Maredza Mandy, Bertram Melanie Y, Saloojee Haroon, Chersich Matthew F, Tollman Stephen M, Hofman Karen J
a MRC/Wits Rural Public Health and Health Transitions Research Unit (Agincourt), School of Public Health, Faculty of Health Sciences , University of the Witwatersrand , Parktown 2193 , Johannesburg , South Africa.
Afr J AIDS Res. 2013 Sep;12(3):151-60. doi: 10.2989/16085906.2013.863215.

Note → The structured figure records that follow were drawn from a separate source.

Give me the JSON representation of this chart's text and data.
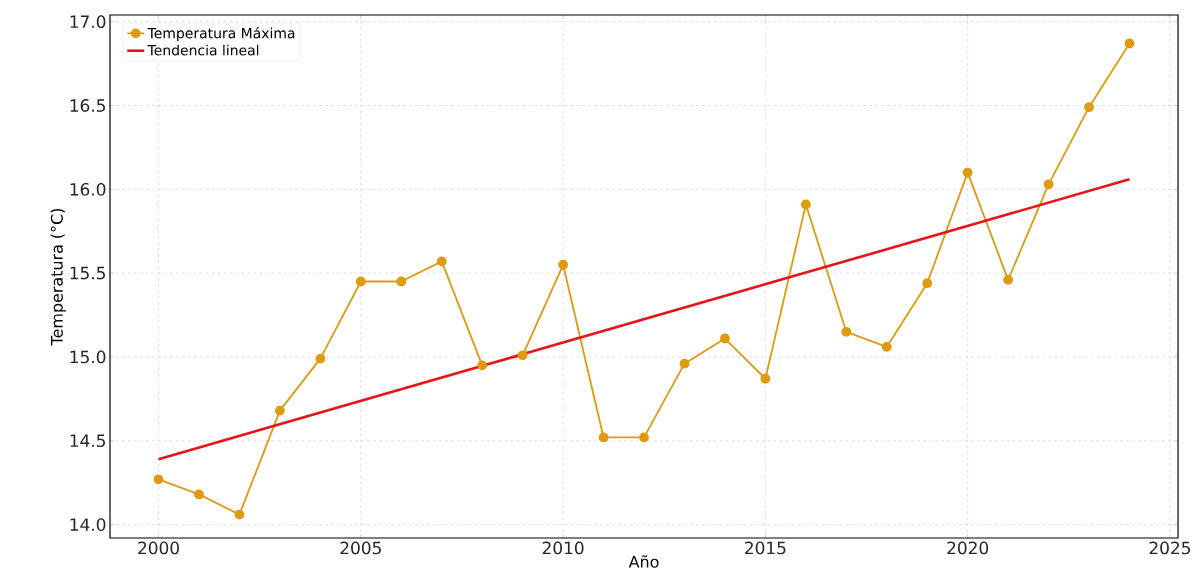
{
  "chart_data": {
    "type": "line",
    "xlabel": "Año",
    "ylabel": "Temperatura (°C)",
    "x": [
      2000,
      2001,
      2002,
      2003,
      2004,
      2005,
      2006,
      2007,
      2008,
      2009,
      2010,
      2011,
      2012,
      2013,
      2014,
      2015,
      2016,
      2017,
      2018,
      2019,
      2020,
      2021,
      2022,
      2023,
      2024
    ],
    "series": [
      {
        "name": "Temperatura Máxima",
        "color": "#e09a10",
        "marker": "circle",
        "values": [
          14.27,
          14.18,
          14.06,
          14.68,
          14.99,
          15.45,
          15.45,
          15.57,
          14.95,
          15.01,
          15.55,
          14.52,
          14.52,
          14.96,
          15.11,
          14.87,
          15.91,
          15.15,
          15.06,
          15.44,
          16.1,
          15.46,
          16.03,
          16.49,
          16.87
        ]
      },
      {
        "name": "Tendencia lineal",
        "color": "#e8141a",
        "marker": "none",
        "x": [
          2000,
          2024
        ],
        "values": [
          14.39,
          16.06
        ]
      }
    ],
    "xlim": [
      1998.8,
      2025.2
    ],
    "ylim": [
      13.92,
      17.04
    ],
    "xticks": [
      2000,
      2005,
      2010,
      2015,
      2020,
      2025
    ],
    "yticks": [
      {
        "value": 14.0,
        "label": "14.0"
      },
      {
        "value": 14.5,
        "label": "14.5"
      },
      {
        "value": 15.0,
        "label": "15.0"
      },
      {
        "value": 15.5,
        "label": "15.5"
      },
      {
        "value": 16.0,
        "label": "16.0"
      },
      {
        "value": 16.5,
        "label": "16.5"
      },
      {
        "value": 17.0,
        "label": "17.0"
      }
    ],
    "grid": true,
    "legend": "top left",
    "line_style": "solid"
  }
}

Despite increasing availability of perinatal interventions to prevent mother-to-child transmission (MTCT) of HIV in South Africa, MTCT remains high due to breastfeeding. To inform policy decisions in the country, cost-effectiveness of alternative infant-feeding interventions was conducted. Mathematical modelling was used to simulate post-natal transmission and mortality due to infant feeding in a hypothetical cohort of 1 000 HIV-exposed infants. Lifetime costs to the health system were calculated for each strategy. Interventions compared with current practice were: increasing coverage of extended nevirapine prophylaxis (ENP) to infants from 30% (base case) to 60% without changing current feeding practices; actively supporting breastfeeding with ENP to infants for 12 months; and actively supporting exclusive formula (replacement) feeding for 6 months. HIV-free survival at 24 months and disability-adjusted life years (DALYs) averted were estimated for typical rural and certain urban settings. Base-case analysis revealed that expanding coverage of nevirapine prophylaxis with breastfeeding is cost-saving and improves HIV-free survival. Changing feeding practices is beneficial, depending on context. Breastfeeding is dominant (less costly, more effective) in rural settings, whilst formula feeding is a dominant strategy in urban settings. Cost-effectiveness was most sensitive to proportion of women on lifelong antiretroviral therapy (ART) and infant mortality rate (IMR). When >55% of women are on ART, breastfeeding dominates in the urban settings modelled, whilst formula feeding is cost-effective in rural settings when IMR ≤ 45/1000. The study concludes that strategies to support breastfeeding are essential. Strengthening health systems is critical to ensure optimal nevirapine delivery during breastfeeding. A case can be made for formula feeding or breastfeeding in HIV-infected women in specific contexts.
尽管南非预防母婴传播艾滋病毒的围产期干预措施越来越普及,但由于母乳喂养,母婴传播率仍然很高。为了为该国的政策决策提供依据,对替代婴儿喂养干预措施的成本效益进行了研究。采用数学模型模拟了1000名艾滋病毒暴露婴儿的假想队列中因婴儿喂养导致的产后传播和死亡率。计算了每种策略对卫生系统的终身成本。与当前做法相比的干预措施包括:将婴儿接受奈韦拉平强化预防(ENP)的覆盖率从30%(基础情况)提高到60%,同时不改变当前的喂养方式;通过ENP积极支持婴儿母乳喂养12个月;以及积极支持婴儿纯配方奶(替代)喂养6个月。估计了典型农村和某些城市环境中24个月时的无艾滋病毒生存率和避免的残疾调整生命年(DALYs)。基础情况分析表明,在母乳喂养的同时扩大奈韦拉平预防的覆盖率可节省成本并提高无艾滋病毒生存率。根据具体情况,改变喂养方式是有益的。母乳喂养在农村环境中占主导地位(成本更低、更有效),而配方奶喂养在城市环境中是主导策略。成本效益对接受终身抗逆转录病毒治疗(ART)的妇女比例和婴儿死亡率(IMR)最为敏感。当超过55%的妇女接受ART时,在模拟的城市环境中母乳喂养占主导地位,而当IMR≤45/1000时,配方奶喂养在农村环境中具有成本效益。该研究得出结论,支持母乳喂养的策略至关重要。加强卫生系统对于确保母乳喂养期间奈韦拉平的最佳给药至关重要。在特定情况下,可以考虑为感染艾滋病毒的妇女采用配方奶喂养或母乳喂养。